Kelas XI formasi siswanya berubah. Teman-teman yang mengasyikkan. Teman-teman yang seru lahir dan batin. Selamat tinggal. Aku harus berbaur lagi dengan orang-orang baru. Meski wajah mereka sering kulihat, meski ada beberapa dari mereka yang sering bertegur sapa denganku, tetapi perbedaan suasana kelas waktu kelas X membuatku harus beradaptasi kembali.
XI Ak 1 adalah kelas yang berisi anak-anak yang pintar. Mungkin ada juga yang biasa saja sepertiku, tetapi tidak banyak jumlahnya. Untungnya, Sheny ada di sini. Yang lain boleh tak sekelas denganku, asal ada Sheny, aku mungkin bisa beradaptasi pelan-pelan.
“Cecequ, gua pengen pindah kelas lah,” kataku tiba-tiba pada Sheny di hari pertama masuk sekolah. Ada rasa senang karena sekelas dengannya, namun aku juga ragu apakah aku akan nyaman di sini atau tidak. Kudengar, beberapa orang dari kelas lain juga akan mengajukan pindah karena tak sesuai dengan keinganan mereka. Siapa tahu ada yang mau bertukar kelas denganku.
“Kenapa Feb?”
“Ya nggak srek aja. Kurang seru, serius semua," keluhku lesu.
“Kan ada gua, ngobrol sama gua aja lah. Kalo lu pindah kelas ntar gua sama siapa?"
"Lu kan bisa bergaul sama banyak orang. Ramah sama siapa aja."
"Lu juga gitu. Udah di sini aja sama gua."

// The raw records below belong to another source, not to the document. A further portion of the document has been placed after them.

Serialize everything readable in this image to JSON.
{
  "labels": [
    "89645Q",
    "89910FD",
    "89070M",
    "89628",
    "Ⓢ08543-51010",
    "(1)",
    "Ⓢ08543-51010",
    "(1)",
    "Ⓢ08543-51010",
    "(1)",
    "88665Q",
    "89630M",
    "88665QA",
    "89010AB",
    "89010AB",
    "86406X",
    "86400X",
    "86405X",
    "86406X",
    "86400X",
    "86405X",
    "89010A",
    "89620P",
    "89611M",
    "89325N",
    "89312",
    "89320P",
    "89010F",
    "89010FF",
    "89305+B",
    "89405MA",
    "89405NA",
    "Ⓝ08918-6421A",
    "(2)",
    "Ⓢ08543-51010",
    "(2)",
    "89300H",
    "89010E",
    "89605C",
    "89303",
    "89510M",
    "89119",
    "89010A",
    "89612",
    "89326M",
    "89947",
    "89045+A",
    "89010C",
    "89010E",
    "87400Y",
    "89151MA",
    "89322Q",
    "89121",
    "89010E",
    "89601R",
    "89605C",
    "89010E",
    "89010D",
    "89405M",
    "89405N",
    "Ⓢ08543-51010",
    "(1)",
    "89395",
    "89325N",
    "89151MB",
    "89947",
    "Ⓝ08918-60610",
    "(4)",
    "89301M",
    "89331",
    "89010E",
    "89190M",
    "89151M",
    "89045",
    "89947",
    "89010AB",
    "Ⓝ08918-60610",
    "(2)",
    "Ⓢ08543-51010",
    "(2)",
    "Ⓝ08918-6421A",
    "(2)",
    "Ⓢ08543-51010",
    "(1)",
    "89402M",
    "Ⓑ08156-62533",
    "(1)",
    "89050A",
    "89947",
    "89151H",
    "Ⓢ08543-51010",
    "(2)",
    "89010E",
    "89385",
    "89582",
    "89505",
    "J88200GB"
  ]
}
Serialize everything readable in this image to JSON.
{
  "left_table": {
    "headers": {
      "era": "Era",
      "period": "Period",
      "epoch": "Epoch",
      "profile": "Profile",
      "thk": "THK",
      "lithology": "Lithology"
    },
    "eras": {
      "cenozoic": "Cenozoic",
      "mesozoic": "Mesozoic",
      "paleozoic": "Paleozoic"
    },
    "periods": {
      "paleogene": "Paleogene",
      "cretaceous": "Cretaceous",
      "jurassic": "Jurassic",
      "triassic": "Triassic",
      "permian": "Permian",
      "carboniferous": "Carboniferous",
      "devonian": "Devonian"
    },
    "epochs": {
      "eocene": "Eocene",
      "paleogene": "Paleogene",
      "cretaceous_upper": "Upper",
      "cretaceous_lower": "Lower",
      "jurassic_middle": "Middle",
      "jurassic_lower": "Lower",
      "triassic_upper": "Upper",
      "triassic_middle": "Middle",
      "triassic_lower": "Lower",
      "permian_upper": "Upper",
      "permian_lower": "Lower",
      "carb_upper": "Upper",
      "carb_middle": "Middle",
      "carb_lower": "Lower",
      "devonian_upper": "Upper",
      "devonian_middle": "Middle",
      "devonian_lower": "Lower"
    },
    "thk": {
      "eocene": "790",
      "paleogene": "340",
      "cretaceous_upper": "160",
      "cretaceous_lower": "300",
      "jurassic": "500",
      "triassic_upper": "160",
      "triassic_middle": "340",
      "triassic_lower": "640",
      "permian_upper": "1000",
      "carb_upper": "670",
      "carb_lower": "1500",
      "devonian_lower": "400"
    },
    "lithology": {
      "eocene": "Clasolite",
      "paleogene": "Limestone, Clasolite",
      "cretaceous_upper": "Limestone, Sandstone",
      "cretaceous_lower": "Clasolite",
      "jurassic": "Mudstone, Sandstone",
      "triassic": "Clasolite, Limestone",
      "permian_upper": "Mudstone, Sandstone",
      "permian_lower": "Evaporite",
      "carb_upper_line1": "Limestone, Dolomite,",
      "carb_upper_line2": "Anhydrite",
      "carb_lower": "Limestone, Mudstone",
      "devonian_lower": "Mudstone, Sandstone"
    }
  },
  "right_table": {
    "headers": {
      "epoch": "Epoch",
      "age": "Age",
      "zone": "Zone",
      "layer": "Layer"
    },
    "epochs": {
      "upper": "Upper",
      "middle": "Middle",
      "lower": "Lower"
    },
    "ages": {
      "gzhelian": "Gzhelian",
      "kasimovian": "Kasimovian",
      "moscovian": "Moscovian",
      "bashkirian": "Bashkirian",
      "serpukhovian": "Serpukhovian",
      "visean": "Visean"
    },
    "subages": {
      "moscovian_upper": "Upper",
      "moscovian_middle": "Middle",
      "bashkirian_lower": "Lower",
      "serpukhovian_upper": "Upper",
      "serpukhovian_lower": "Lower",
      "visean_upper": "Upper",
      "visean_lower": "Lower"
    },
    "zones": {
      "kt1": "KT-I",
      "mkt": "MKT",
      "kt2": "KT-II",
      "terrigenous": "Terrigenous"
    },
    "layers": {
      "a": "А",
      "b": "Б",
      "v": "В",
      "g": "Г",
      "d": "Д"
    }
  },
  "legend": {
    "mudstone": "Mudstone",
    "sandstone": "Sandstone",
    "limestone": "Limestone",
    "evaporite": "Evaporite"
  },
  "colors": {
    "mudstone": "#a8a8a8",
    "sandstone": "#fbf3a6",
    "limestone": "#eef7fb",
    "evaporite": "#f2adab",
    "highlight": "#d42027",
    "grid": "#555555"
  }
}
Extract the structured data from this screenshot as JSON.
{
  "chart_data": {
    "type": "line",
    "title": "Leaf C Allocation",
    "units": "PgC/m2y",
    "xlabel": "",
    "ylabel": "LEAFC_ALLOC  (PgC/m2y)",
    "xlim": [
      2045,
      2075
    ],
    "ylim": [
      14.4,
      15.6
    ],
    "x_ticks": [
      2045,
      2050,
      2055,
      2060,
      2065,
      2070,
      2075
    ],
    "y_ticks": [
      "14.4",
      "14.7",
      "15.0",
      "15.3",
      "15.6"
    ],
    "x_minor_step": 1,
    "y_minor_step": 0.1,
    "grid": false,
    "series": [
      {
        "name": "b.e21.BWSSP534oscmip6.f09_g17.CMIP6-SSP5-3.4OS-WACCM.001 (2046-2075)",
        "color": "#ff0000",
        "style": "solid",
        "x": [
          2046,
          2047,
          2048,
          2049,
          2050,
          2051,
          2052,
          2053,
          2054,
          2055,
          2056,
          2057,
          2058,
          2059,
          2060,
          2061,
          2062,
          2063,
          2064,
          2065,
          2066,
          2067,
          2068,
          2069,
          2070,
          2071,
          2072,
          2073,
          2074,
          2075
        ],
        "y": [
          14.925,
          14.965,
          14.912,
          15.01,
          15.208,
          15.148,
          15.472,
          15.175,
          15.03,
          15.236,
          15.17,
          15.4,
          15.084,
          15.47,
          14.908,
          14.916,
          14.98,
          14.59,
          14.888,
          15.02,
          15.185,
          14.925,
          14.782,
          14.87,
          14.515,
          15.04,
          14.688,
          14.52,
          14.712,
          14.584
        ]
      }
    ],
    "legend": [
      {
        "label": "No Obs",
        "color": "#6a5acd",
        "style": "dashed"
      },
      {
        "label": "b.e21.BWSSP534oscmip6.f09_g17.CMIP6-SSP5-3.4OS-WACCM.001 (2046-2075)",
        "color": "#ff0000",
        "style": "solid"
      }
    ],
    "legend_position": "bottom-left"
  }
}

Entah sejak kapan, aku memanggilnya dengan sebutan Cecequ. Virus Mimiqu telah menyebar. Kata orang kami seperti kakak adik. Ribut sebentar, berbaikan kemudian.
“Ya beda loh, maksud gua suasananya. Kalo lu kan emang pinter. Cocok di kelas ini. Lah kalo gua kan nggak.”
“Kata siapa lu nggak pinter? Lu itu pinter tau!” timpalnya. Baru kali ada yang mengatakan bahwa aku pintar. Terharu juga perasaan ini.
“Kalo bisa jangan lah.”
“Kenapa?”
“Ntar gua disayang guru. Males kan?” Aku menyengir.
Kami berdua tertawa tak jelas. Aku memang sering bertingkah kepedean begini. Soalnya, kalau berbincang dengan anak di kelas X aku merasa sok keren. Namanya juga kelas asyik.
"Jadi gua nggak perlu pindah kelas nih?"
"Ngapain? Kan ada gua!"
Sheny kemudian memilih bangkunya di posisi kedua dari depan. Sementara aku tetap memilih untuk duduk di belakang. Kasihan mereka yang memang niatnya mau belajar kalau aku duduk di depan. Bisa-bisa mereka ketularan nakal.
Letak kelasku tepat di sebelah ruang konseling yang digabung dengan ruang UKS. Kebetulan, kelas kami berada paling pojok di lantai dua. Jika berdiri di balkonnya saja, aku bisa melihat gerobak mie ayam Pak De. Bisa melihat gerobak mbak arema, bisa melihat kantin dan seisinya.
Bu Puja masuk ke kelas di pelajaran pertama. Ketika baru pertama kali menginjakkan sepasang kakinya beberapa meter dari muka pintu. Ada raut ketidaksukaan dengan formasi tempat duduk kami. Alhasil, Bu Puja memindahkanku tepat di belakang Sheny.